Le boycott économique, qui a déjà amené à la démission du ministre des Affaires générales, menace fortement la coalition dirigée par le Parti Justice et Développement (PJD), déjà très affaiblie. Ainsi, le ministre Lahcen Daoudi, figure du PJD, a été contraint de démissionner mercredi dernier, après que sa participation à une manifestation organisée par les salariés de Danone devant le Parlement ait été vivement critiquée. En effet, plus de 2000 ouvriers de la Centrale Danone manifestaient à Rabat le mardi 5 Juin en réaction à la menace de suppression de contrats par la marque, en représailles au boycott, ce qui constitue un chantage à l’emploi clair.

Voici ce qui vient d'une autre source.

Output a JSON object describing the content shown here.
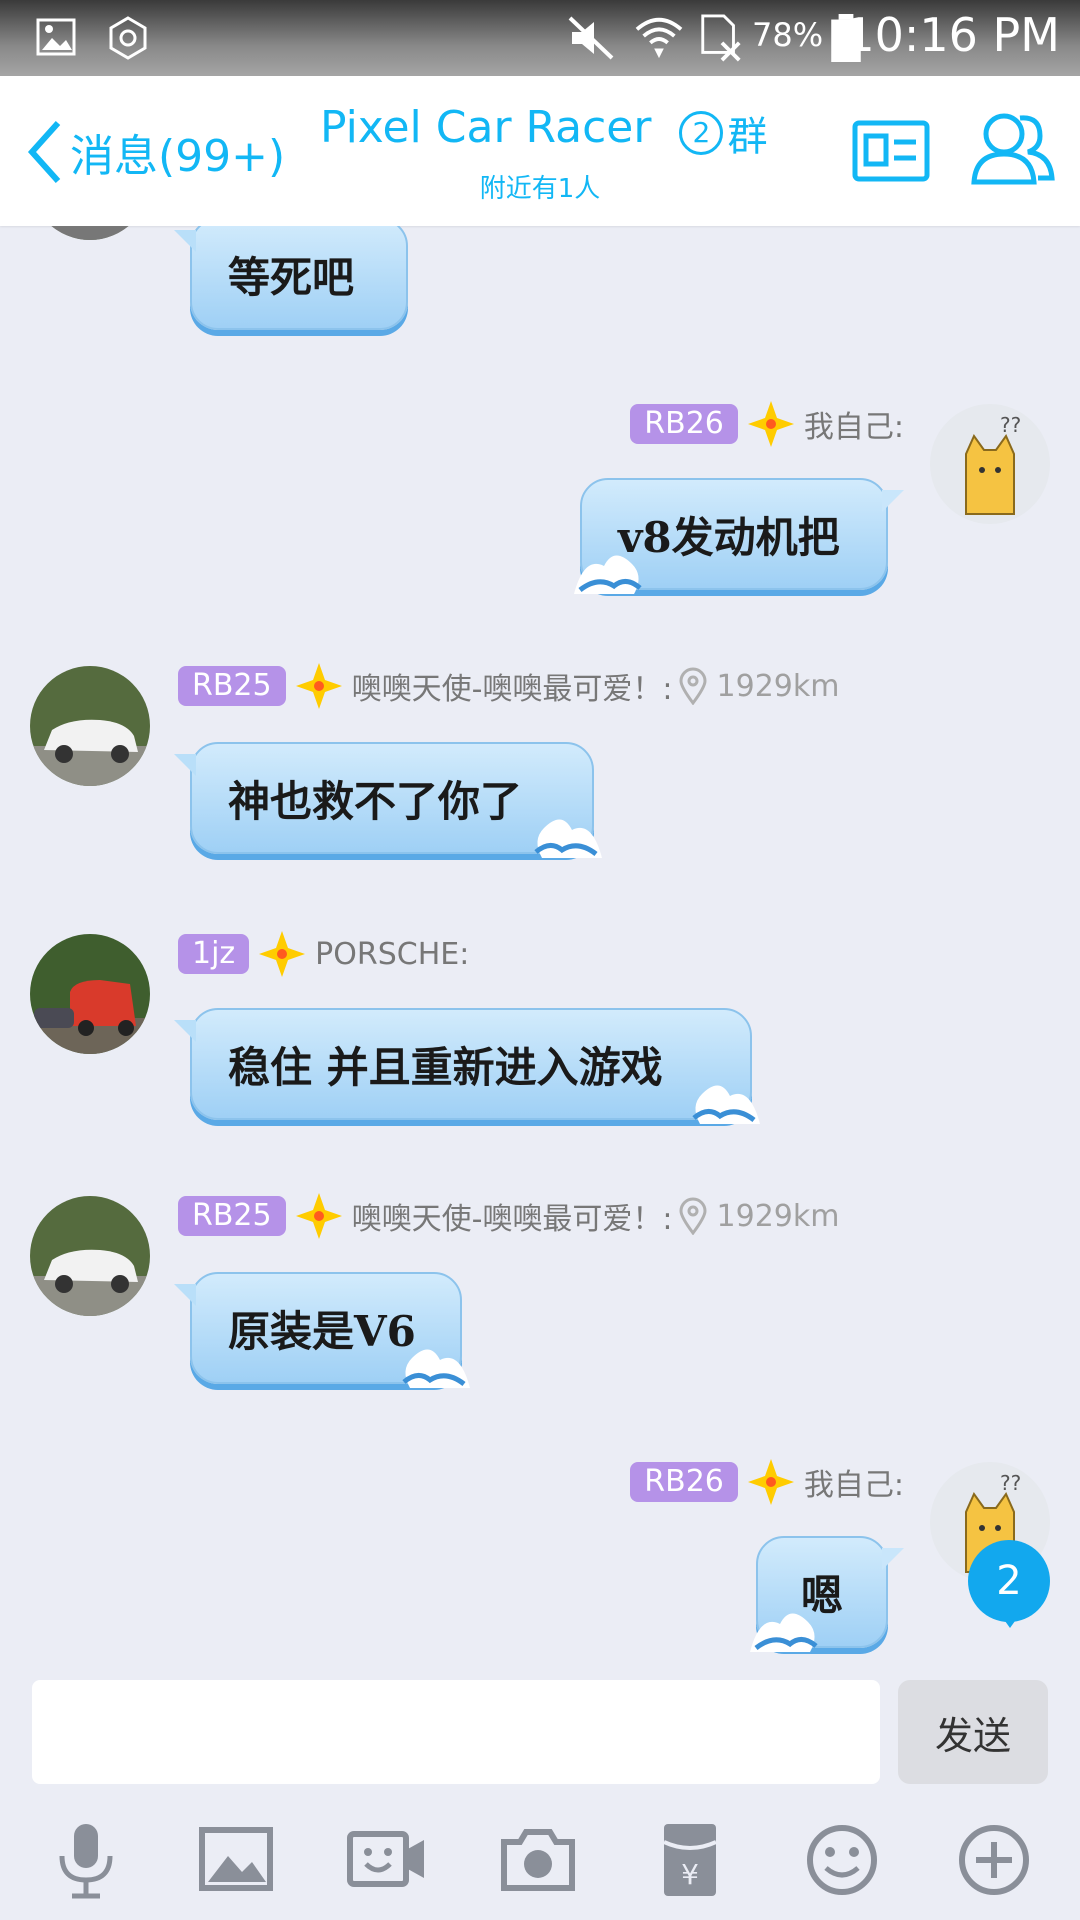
{
  "status_bar": {
    "battery_percent": "78%",
    "time": "10:16 PM"
  },
  "header": {
    "back_label": "消息(99+)",
    "title": "Pixel Car Racer",
    "group_number": "2",
    "group_suffix": "群",
    "subtitle": "附近有1人"
  },
  "messages": [
    {
      "side": "left",
      "text": "等死吧"
    },
    {
      "side": "right",
      "tag": "RB26",
      "sender": "我自己:",
      "text": "v8发动机把"
    },
    {
      "side": "left",
      "tag": "RB25",
      "sender": "噢噢天使-噢噢最可爱！:",
      "distance": "1929km",
      "text": "神也救不了你了"
    },
    {
      "side": "left",
      "tag": "1jz",
      "sender": "PORSCHE:",
      "text": "稳住 并且重新进入游戏"
    },
    {
      "side": "left",
      "tag": "RB25",
      "sender": "噢噢天使-噢噢最可爱！:",
      "distance": "1929km",
      "text": "原装是V6"
    },
    {
      "side": "right",
      "tag": "RB26",
      "sender": "我自己:",
      "text": "嗯"
    }
  ],
  "floating_badge": "2",
  "input": {
    "value": "",
    "send_label": "发送"
  },
  "toolbar_icons": [
    "microphone-icon",
    "image-icon",
    "video-call-icon",
    "camera-icon",
    "red-packet-icon",
    "emoji-icon",
    "plus-icon"
  ],
  "colors": {
    "accent": "#12b7f5",
    "tag": "#b592e8",
    "bubble": "#a9d6f7",
    "background": "#ebedf5"
  }
}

La participation du ministre des Affaires générales a cette manifestation a suscité la controverse, les partisans du boycott considérant que ce dernier défend les intérêts de l’entreprise et non pas les salariés, ni même les consommateurs. Cet acte a également été désavoué par le PJD, obligeant à sa démission.

Par ailleurs, le boycott concerne directement la société d’Aziz Akhannouch, ministre de l’Agriculture et dirigeant du Rassemblement National des Indépendants (RNI), également membre de la coalition. Ces deux partis se voient donc fortement affaiblis par ce mouvement d’ampleur. Le parti authenticité et modernité (PAM), fondé en 2008 par un conseiller du Roi et de tendance libérale, a quant à lui tenté d’émerger comme une alternative, mais dispose d’appui réduit au sein de la population. Le gouvernement, ne sachant pas comment répondre à cette crise politique, s’est muré dans le silence.

Au Maroc, un pays qui a connu de nombreux soulèvements ces dernières années, à l’image des manifestations qui ont éclaté dans le Nord-est du pays en décembre dernier, ou encore dans le Rif au cours de l’année 2017, ce vaste mouvement de boycott économique, et l’instabilité gouvernementale qui l’accompagne pourraient donner lieu à un scénario politique particulièrement convulsif comme observé récemment en Jordanie, où la lutte des salariés et de la population contre l’austérité ont forcé le gouvernement et le FMI à reculer après la démission du premier ministre.